Songs no one will hear un est bébé de cinquante minutes et neuf titres, dont un de près d’un quart d’heure, qui mélange folk, métal et progressif à la sauce Ayreon et compagnie.

Je me suis offert l’édition physique quatre disques pour les morceaux bonus mais aussi pour écouter la narration de Mike Mills absente de la version proposée sur Bandcamp. En bonus j’ai eu les paroles, de belles illustrations et les neuf pièces en versions instrumentales sans parler du blu-ray que je n’écouterai sans doute jamais.

Aux côtés de Arjen, vous allez entendre plein d’autres musiciens, musiciennes, chanteurs et chanteuses. Je n’en citerai que quelques-uns parce que la liste est longue : Joost Van Den Broek à l’orgue Hammond, Irene, Floor Jansen, Marcela Bovio au chant et Mike Mills comme narrateur. Beaucoup de monde mais c’est Arjen qui reste aux commandes, au chant, guitares, basses, et claviers.

Question instruments exotiques vous vous régalerez avec du violon, de la flûte, du hurdy gurdy, de l’orgue Hammond et du violoncelle sur un métal progressif des plus mélodique bouré de refrains accrocheurs.

Mais je ne vais pas vous mentir, Songs no one will hear, n’est pas d’une grande originalité. C’est un blockbuster au scénario convenu et à la musique archi confortable, du Ayreon en version courte avec nettement moins d’invités. Mais moi, cela me va parfaitement, je suis un fan de la première heure du bonhomme et son nouvel album solo est bien meilleur que le Transitus sorti il y a déjà cinq ans.

Les chansons abordent différentes problématiques de la fin du monde : l’effondrement de la société, le conspirationnisme, comment vivre ses derniers jours, les regrets, les projets, la solitude… Et puis il y a ce bus bleu qui vous emmène sur l’île où s’écrasera bientôt l’astéroïde, la Sanctuary Island du Dr Slumber, un bel endroit situé aux premières loges pour attendre la fin du monde.

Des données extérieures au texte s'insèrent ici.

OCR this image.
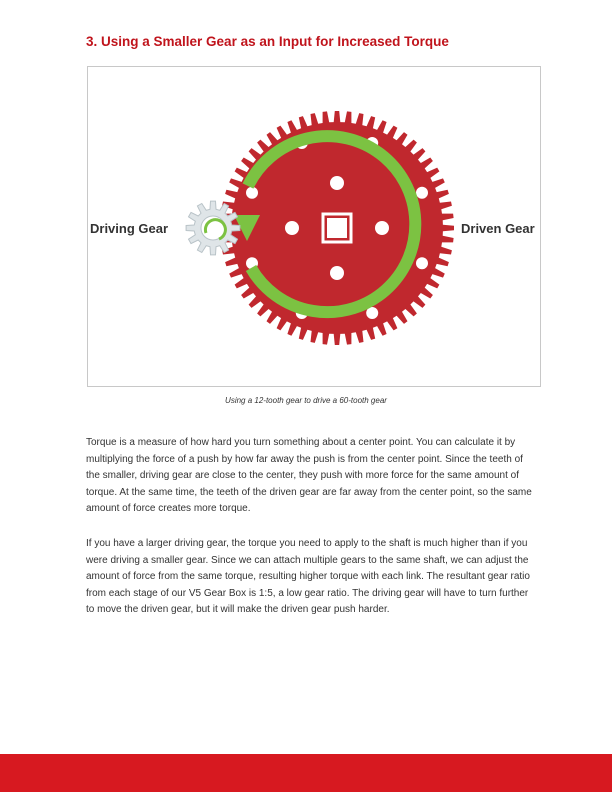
3. Using a Smaller Gear as an Input for Increased Torque
Driving Gear	Driven Gear
Using a 12-tooth gear to drive a 60-tooth gear

Torque is a measure of how hard you turn something about a center point. You can calculate it by multiplying the force of a push by how far away the push is from the center point. Since the teeth of the smaller, driving gear are close to the center, they push with more force for the same amount of torque. At the same time, the teeth of the driven gear are far away from the center point, so the same amount of force creates more torque.

If you have a larger driving gear, the torque you need to apply to the shaft is much higher than if you were driving a smaller gear. Since we can attach multiple gears to the same shaft, we can adjust the amount of force from the same torque, resulting higher torque with each link. The resultant gear ratio from each stage of our V5 Gear Box is 1:5, a low gear ratio. The driving gear will have to turn further to move the driven gear, but it will make the driven gear push harder.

La narration de Mike Mills apporte une touche humoristique et sarcastique à cette histoire de fin du monde. L’album perd beaucoup de son sel dans sa version expurgée même si les titres ‘Goddamn Conspiracy’ et ‘Shaggathon’ apportent leurs touches de dérision à l’histoire.

Dans un autre registre, la performance de Floor Jansen dans ‘We’ll Never Know’ est absolument sublime, comme toujours me direz-vous.

Les quatres titres bonus sont parfaitement à leur place à côté de l’album. Ils ne se seraient pas bien intégrés dans l’ensemble, n’empêche, ils méritent plus qu’un détour et j’ai tout particulièrement aimé le clin d’œil à Elon Musk dans ‘Mr M’s Amazing Plan’.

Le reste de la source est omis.